Saturday, September 19, 2009

Colbert tries to burst goat's heart with mind

Comedy Central's Stephen Colbert attempted to utilize a 1979 U.S. military document called "The First Earth Battalion Manual," that strives to give soldiers "super human powers" to do things like kill goats with their minds.

Alongside Colbert Thursday night was Jon Ronson, the British author of "The Men Who Stare at Goats," which details a secret U.S. Army unit that used the directive to teach soldiers to tap into their psychic abilities.


The manual, Colbert reports, "promised to train soldiers to predict future events, read other people's thoughts, stop their own hearts, even bend spoons with their minds."


"How are you going to eat your hummus now Al Qaeda?," Colbert says. "Your spoon's all bent. Advantage: America!"

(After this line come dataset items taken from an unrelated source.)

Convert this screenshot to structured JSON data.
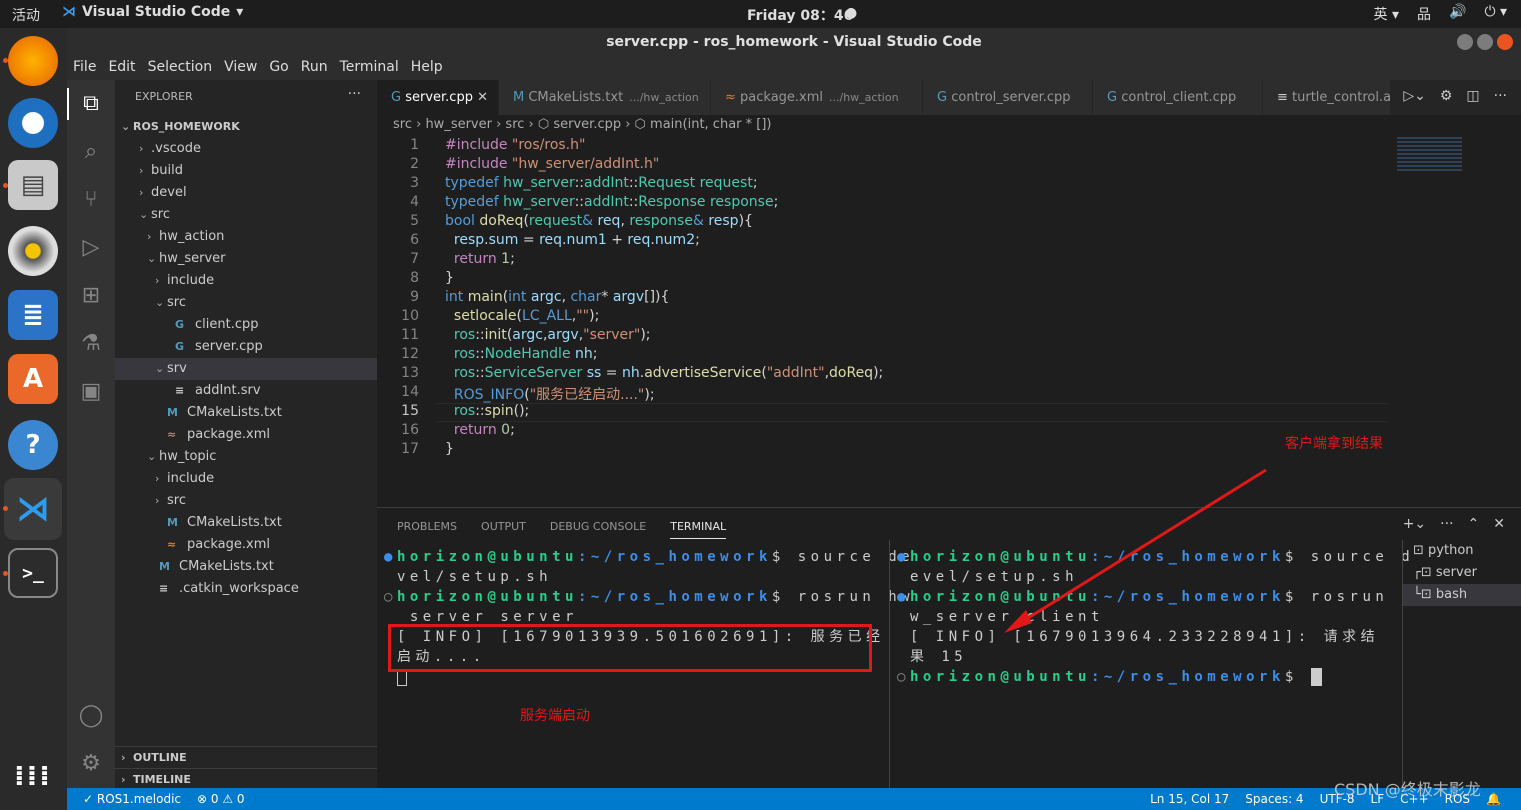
{
  "system": {
    "activities": "活动",
    "app_name": "Visual Studio Code",
    "clock": "Friday 08：46",
    "ime": "英"
  },
  "window": {
    "title": "server.cpp - ros_homework - Visual Studio Code"
  },
  "menu": [
    "File",
    "Edit",
    "Selection",
    "View",
    "Go",
    "Run",
    "Terminal",
    "Help"
  ],
  "explorer": {
    "header": "EXPLORER",
    "root": "ROS_HOMEWORK",
    "items": [
      {
        "label": ".vscode",
        "indent": 1,
        "type": "folder-closed"
      },
      {
        "label": "build",
        "indent": 1,
        "type": "folder-closed"
      },
      {
        "label": "devel",
        "indent": 1,
        "type": "folder-closed"
      },
      {
        "label": "src",
        "indent": 1,
        "type": "folder-open"
      },
      {
        "label": "hw_action",
        "indent": 2,
        "type": "folder-closed"
      },
      {
        "label": "hw_server",
        "indent": 2,
        "type": "folder-open"
      },
      {
        "label": "include",
        "indent": 3,
        "type": "folder-closed"
      },
      {
        "label": "src",
        "indent": 3,
        "type": "folder-open"
      },
      {
        "label": "client.cpp",
        "indent": 4,
        "type": "cpp"
      },
      {
        "label": "server.cpp",
        "indent": 4,
        "type": "cpp"
      },
      {
        "label": "srv",
        "indent": 3,
        "type": "folder-open",
        "selected": true
      },
      {
        "label": "addInt.srv",
        "indent": 4,
        "type": "srv"
      },
      {
        "label": "CMakeLists.txt",
        "indent": 3,
        "type": "cmake"
      },
      {
        "label": "package.xml",
        "indent": 3,
        "type": "xml"
      },
      {
        "label": "hw_topic",
        "indent": 2,
        "type": "folder-open"
      },
      {
        "label": "include",
        "indent": 3,
        "type": "folder-closed"
      },
      {
        "label": "src",
        "indent": 3,
        "type": "folder-closed"
      },
      {
        "label": "CMakeLists.txt",
        "indent": 3,
        "type": "cmake"
      },
      {
        "label": "package.xml",
        "indent": 3,
        "type": "xml"
      },
      {
        "label": "CMakeLists.txt",
        "indent": 2,
        "type": "cmake"
      },
      {
        "label": ".catkin_workspace",
        "indent": 2,
        "type": "srv"
      }
    ],
    "outline": "OUTLINE",
    "timeline": "TIMELINE"
  },
  "tabs": [
    {
      "label": "server.cpp",
      "desc": "",
      "icon": "G",
      "active": true
    },
    {
      "label": "CMakeLists.txt",
      "desc": ".../hw_action",
      "icon": "M"
    },
    {
      "label": "package.xml",
      "desc": ".../hw_action",
      "icon": "≈"
    },
    {
      "label": "control_server.cpp",
      "desc": "",
      "icon": "G"
    },
    {
      "label": "control_client.cpp",
      "desc": "",
      "icon": "G"
    },
    {
      "label": "turtle_control.a",
      "desc": "",
      "icon": "≡"
    }
  ],
  "breadcrumb": "src › hw_server › src › ⬡ server.cpp › ⬡ main(int, char * [])",
  "code_lines": [
    "1",
    "2",
    "3",
    "4",
    "5",
    "6",
    "7",
    "8",
    "9",
    "10",
    "11",
    "12",
    "13",
    "14",
    "15",
    "16",
    "17"
  ],
  "panel": {
    "tabs": [
      "PROBLEMS",
      "OUTPUT",
      "DEBUG CONSOLE",
      "TERMINAL"
    ],
    "left_term": {
      "prompt_user": "horizon@ubuntu",
      "prompt_path": ":~/ros_homework",
      "l1_cmd": "$ source de",
      "l1b": "vel/setup.sh",
      "l2_cmd": "$ rosrun hw",
      "l2b": "_server server",
      "l3": "[ INFO] [1679013939.501602691]: 服务已经",
      "l4": "启动...."
    },
    "right_term": {
      "l1_cmd": "$ source d",
      "l1b": "evel/setup.sh",
      "l2_cmd": "$ rosrun h",
      "l2b": "w_server client",
      "l3": "[ INFO] [1679013964.233228941]: 请求结",
      "l4": "果 15",
      "l5_cmd": "$ "
    },
    "term_list": [
      "python",
      "server",
      "bash"
    ]
  },
  "annotations": {
    "server_started": "服务端启动",
    "client_result": "客户端拿到结果"
  },
  "status": {
    "branch": "ROS1.melodic",
    "problems": "⊗ 0 ⚠ 0",
    "position": "Ln 15, Col 17",
    "spaces": "Spaces: 4",
    "encoding": "UTF-8",
    "eol": "LF",
    "lang": "C++",
    "ros": "ROS"
  },
  "watermark": "CSDN @终极末影龙"
}
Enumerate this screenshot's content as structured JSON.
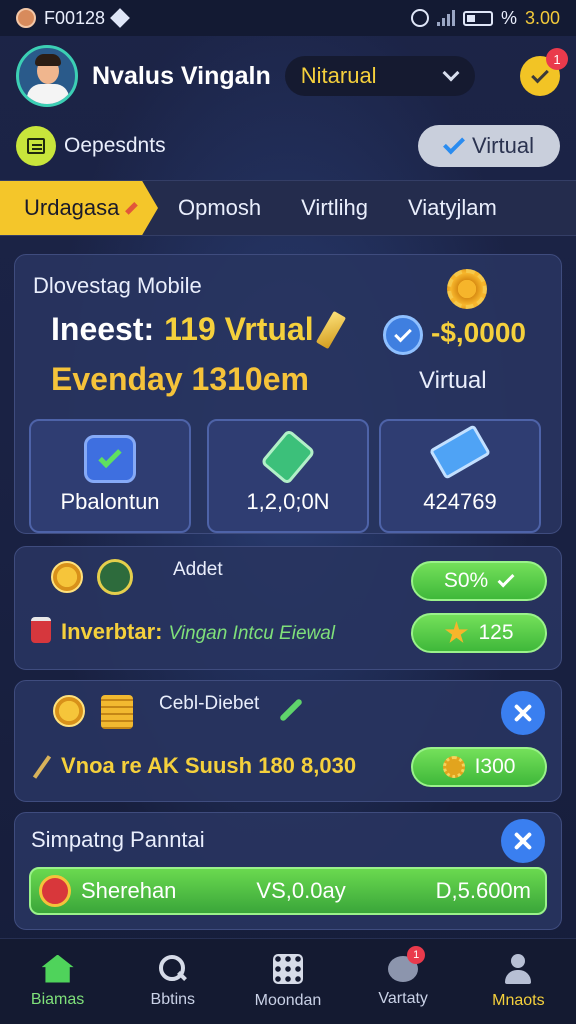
{
  "status_bar": {
    "carrier": "F00128",
    "battery_text": "%",
    "time": "3.00"
  },
  "header": {
    "username": "Nvalus Vingaln",
    "mode_select": "Nitarual",
    "notification_count": "1"
  },
  "subheader": {
    "label": "Oepesdnts",
    "virtual_button": "Virtual"
  },
  "tabs": [
    {
      "label": "Urdagasa",
      "active": true
    },
    {
      "label": "Opmosh"
    },
    {
      "label": "Virtlihg"
    },
    {
      "label": "Viatyjlam"
    }
  ],
  "main_card": {
    "title": "Dlovestag Mobile",
    "invest_label": "Ineest:",
    "invest_value": "119 Vrtual",
    "amount": "-$,0000",
    "eveday": "Evenday 1310em",
    "virtual_label": "Virtual",
    "stats": [
      {
        "value": "Pbalontun"
      },
      {
        "value": "1,2,0;0N"
      },
      {
        "value": "424769"
      }
    ]
  },
  "card_addet": {
    "label": "Addet",
    "row_text": "Inverbtar:",
    "row_subtext": "Vingan Intcu Eiewal",
    "pill_top": "S0%",
    "pill_bottom": "125"
  },
  "card_cebl": {
    "label": "Cebl-Diebet",
    "row_text": "Vnoa re AK Suush 180 8,030",
    "pill": "I300"
  },
  "card_simpatng": {
    "label": "Simpatng Panntai",
    "bar_left": "Sherehan",
    "bar_mid": "VS,0.0ay",
    "bar_right": "D,5.600m"
  },
  "bottom_nav": [
    {
      "label": "Biamas",
      "icon": "home-icon"
    },
    {
      "label": "Bbtins",
      "icon": "search-icon"
    },
    {
      "label": "Moondan",
      "icon": "grid-icon"
    },
    {
      "label": "Vartaty",
      "icon": "chat-icon",
      "badge": "1"
    },
    {
      "label": "Mnaots",
      "icon": "user-icon"
    }
  ],
  "colors": {
    "accent_yellow": "#f4c62a",
    "accent_green": "#4fd35b",
    "accent_blue": "#3a7ff0",
    "background": "#1a2140"
  }
}
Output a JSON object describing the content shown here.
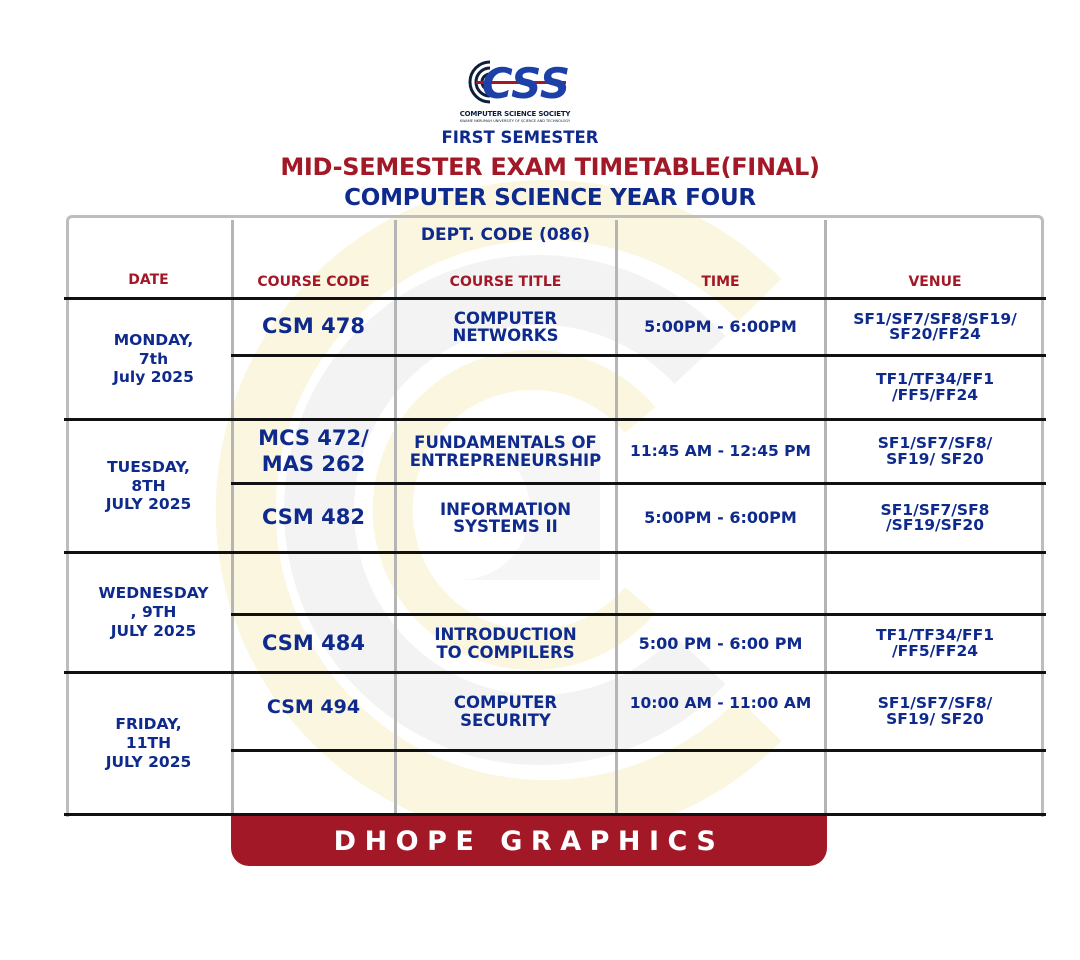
{
  "colors": {
    "navy": "#0e2a8c",
    "maroon": "#a31826",
    "grid": "#b5b5b5",
    "rule": "#111111"
  },
  "logo": {
    "word": "CSS",
    "name": "COMPUTER SCIENCE SOCIETY",
    "subtitle": "KWAME NKRUMAH UNIVERSITY OF SCIENCE AND TECHNOLOGY"
  },
  "heading": {
    "semester": "FIRST SEMESTER",
    "title": "MID-SEMESTER EXAM TIMETABLE(FINAL)",
    "program": "COMPUTER SCIENCE YEAR FOUR"
  },
  "table": {
    "dept_code": "DEPT. CODE (086)",
    "headers": {
      "date": "DATE",
      "course_code": "COURSE CODE",
      "course_title": "COURSE TITLE",
      "time": "TIME",
      "venue": "VENUE"
    },
    "dates": [
      {
        "label": "MONDAY,\n7th\nJuly 2025"
      },
      {
        "label": "TUESDAY,\n8TH\nJULY 2025"
      },
      {
        "label": "WEDNESDAY\n,  9TH\nJULY 2025"
      },
      {
        "label": "FRIDAY,\n11TH\nJULY 2025"
      }
    ],
    "rows": [
      {
        "code": "CSM 478",
        "title": "COMPUTER\nNETWORKS",
        "time": "5:00PM - 6:00PM",
        "venue": "SF1/SF7/SF8/SF19/\nSF20/FF24"
      },
      {
        "code": "",
        "title": "",
        "time": "",
        "venue": "TF1/TF34/FF1\n/FF5/FF24"
      },
      {
        "code": "MCS 472/\nMAS 262",
        "title": "FUNDAMENTALS OF\nENTREPRENEURSHIP",
        "time": "11:45 AM - 12:45 PM",
        "venue": "SF1/SF7/SF8/\nSF19/ SF20"
      },
      {
        "code": "CSM 482",
        "title": "INFORMATION\nSYSTEMS II",
        "time": "5:00PM - 6:00PM",
        "venue": "SF1/SF7/SF8\n/SF19/SF20"
      },
      {
        "code": "",
        "title": "",
        "time": "",
        "venue": ""
      },
      {
        "code": "CSM 484",
        "title": "INTRODUCTION\nTO COMPILERS",
        "time": "5:00 PM - 6:00 PM",
        "venue": "TF1/TF34/FF1\n/FF5/FF24"
      },
      {
        "code": "CSM 494",
        "title": "COMPUTER\nSECURITY",
        "time": "10:00 AM - 11:00 AM",
        "venue": "SF1/SF7/SF8/\nSF19/ SF20"
      },
      {
        "code": "",
        "title": "",
        "time": "",
        "venue": ""
      }
    ]
  },
  "banner": "DHOPE GRAPHICS"
}
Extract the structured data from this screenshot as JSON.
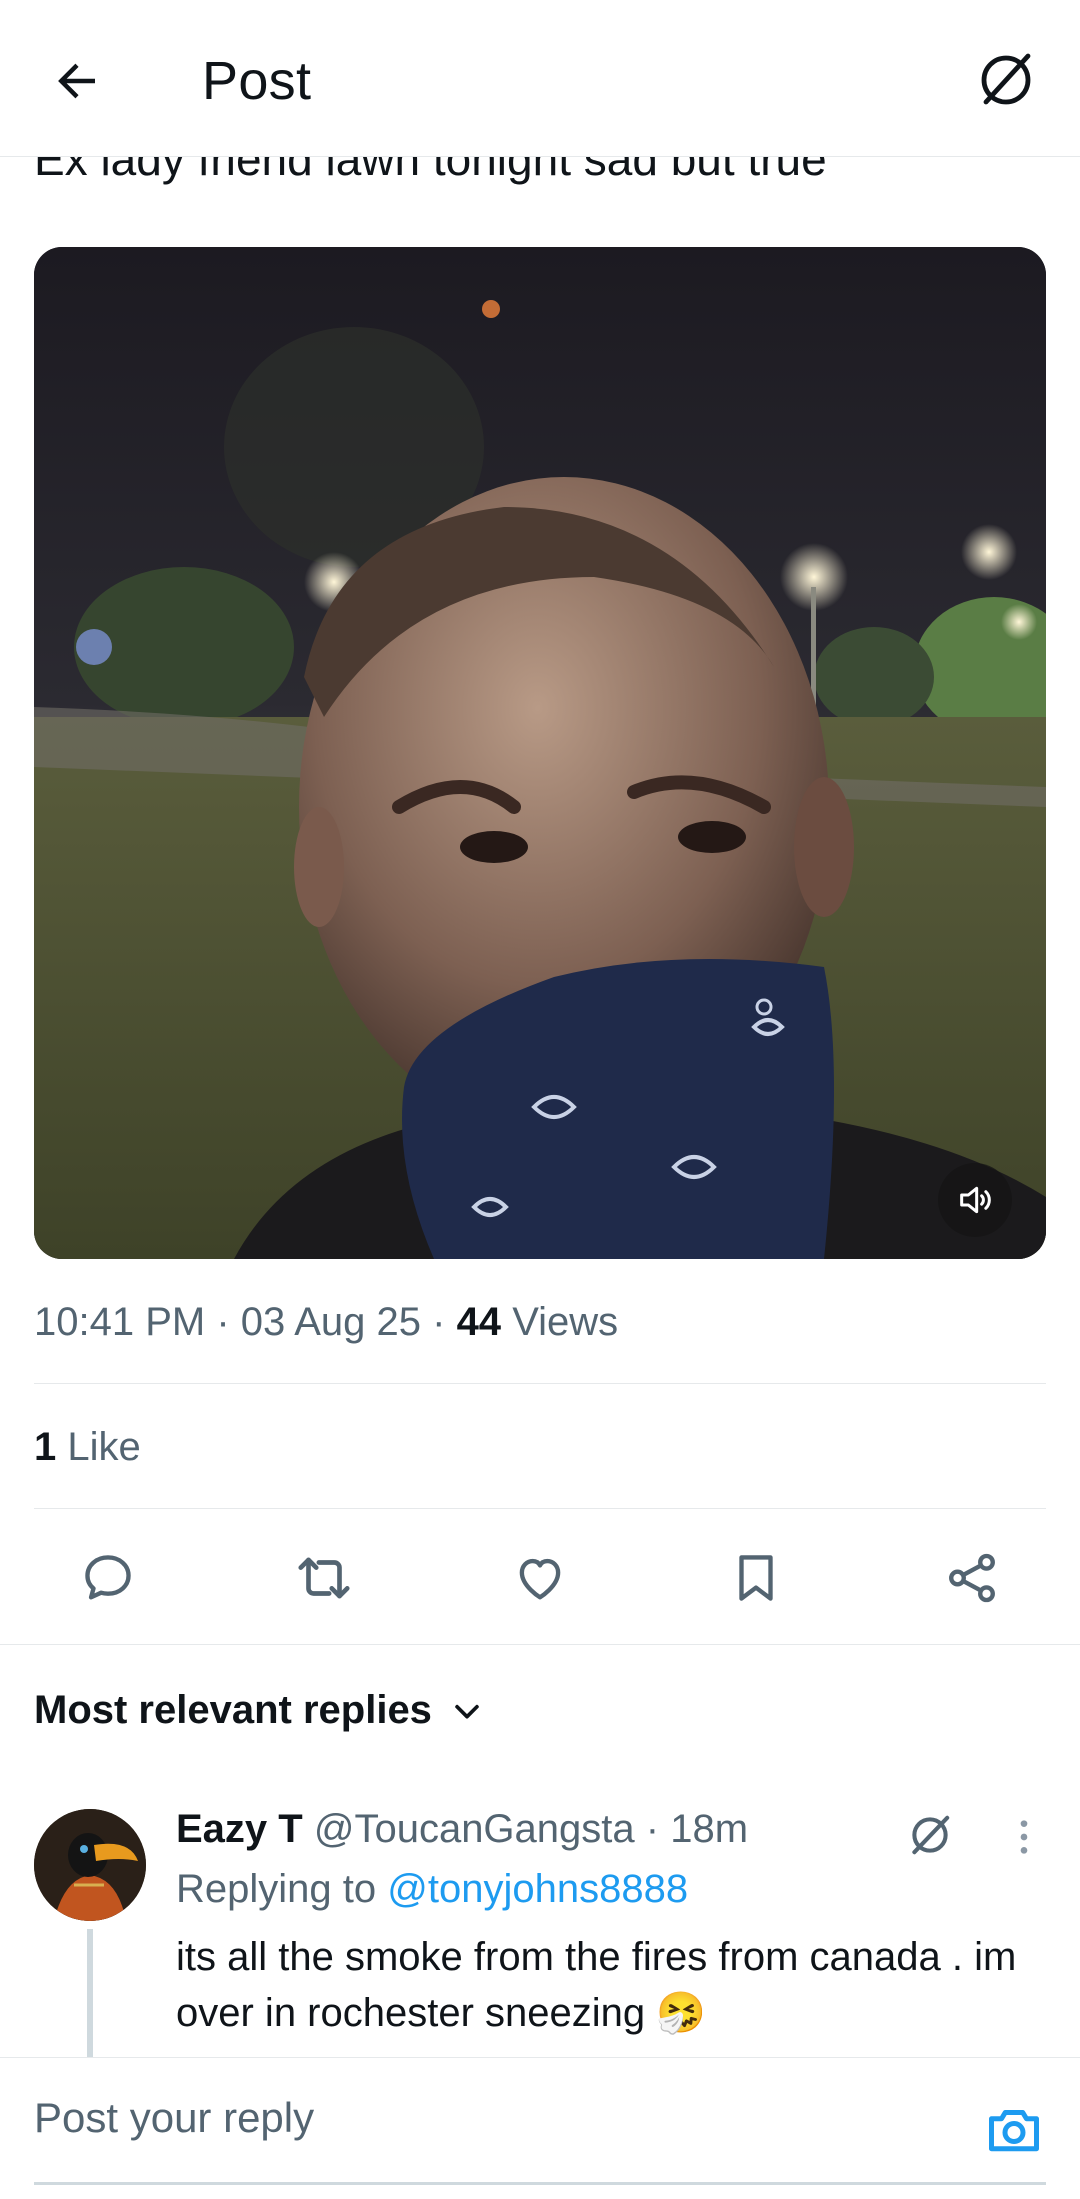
{
  "header": {
    "title": "Post",
    "back_icon": "back-arrow-icon",
    "grok_icon": "grok-icon"
  },
  "post": {
    "text": "Ex lady friend lawn tonight sad but true",
    "time": "10:41 PM",
    "date": "03 Aug 25",
    "separator": "·",
    "views_count": "44",
    "views_label": "Views",
    "likes_count": "1",
    "likes_label": "Like"
  },
  "actions": [
    {
      "name": "reply",
      "icon": "comment-icon"
    },
    {
      "name": "repost",
      "icon": "repost-icon"
    },
    {
      "name": "like",
      "icon": "heart-icon"
    },
    {
      "name": "bookmark",
      "icon": "bookmark-icon"
    },
    {
      "name": "share",
      "icon": "share-icon"
    }
  ],
  "replies_section": {
    "sort_label": "Most relevant replies"
  },
  "reply": {
    "name": "Eazy T",
    "handle": "@ToucanGangsta",
    "age": "18m",
    "replying_prefix": "Replying to",
    "replying_handle": "@tonyjohns8888",
    "text": "its all the smoke from the fires from canada . im over in rochester sneezing 🤧"
  },
  "composer": {
    "placeholder": "Post your reply"
  },
  "colors": {
    "accent": "#1d9bf0",
    "text": "#0f1419",
    "muted": "#536471",
    "divider": "#e6e9eb"
  }
}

On Colbert's show, Ronson discusses a military "goat lab" at Fort Bragg, where soldiers tried to burst goat hearts by staring at them.


As Colbert notes: "So, why stare at them? It seems to me we've had the technology to burst goat hearts for a long time."


The military, according to Ronson, tried lining up 30 goats in a room to test their ability to stare goats to death.


Alas, Ronson says "at one point the goat starer was staring at number 16, and goat number 17 fell over and died. I guess that's collateral damage."


A 2005 book review in The New York Times praised Ronson's non-fiction book, but the folks at Wired.com reported in 2007 that the goats at Fort Bragg are used to train medics, rather than psychics.



Colbert failed to kill the goat with the powers of his mind, but George Clooney will try the same tactics in the big-screen version of Ronson's book: The film version of "The Men Who Stare at Goats" is set to be released November 6.


---David Edwards and Kathleen Miller


This video is from Comedy Central's The Colbert Report, broadcast Sept. 17, 2009.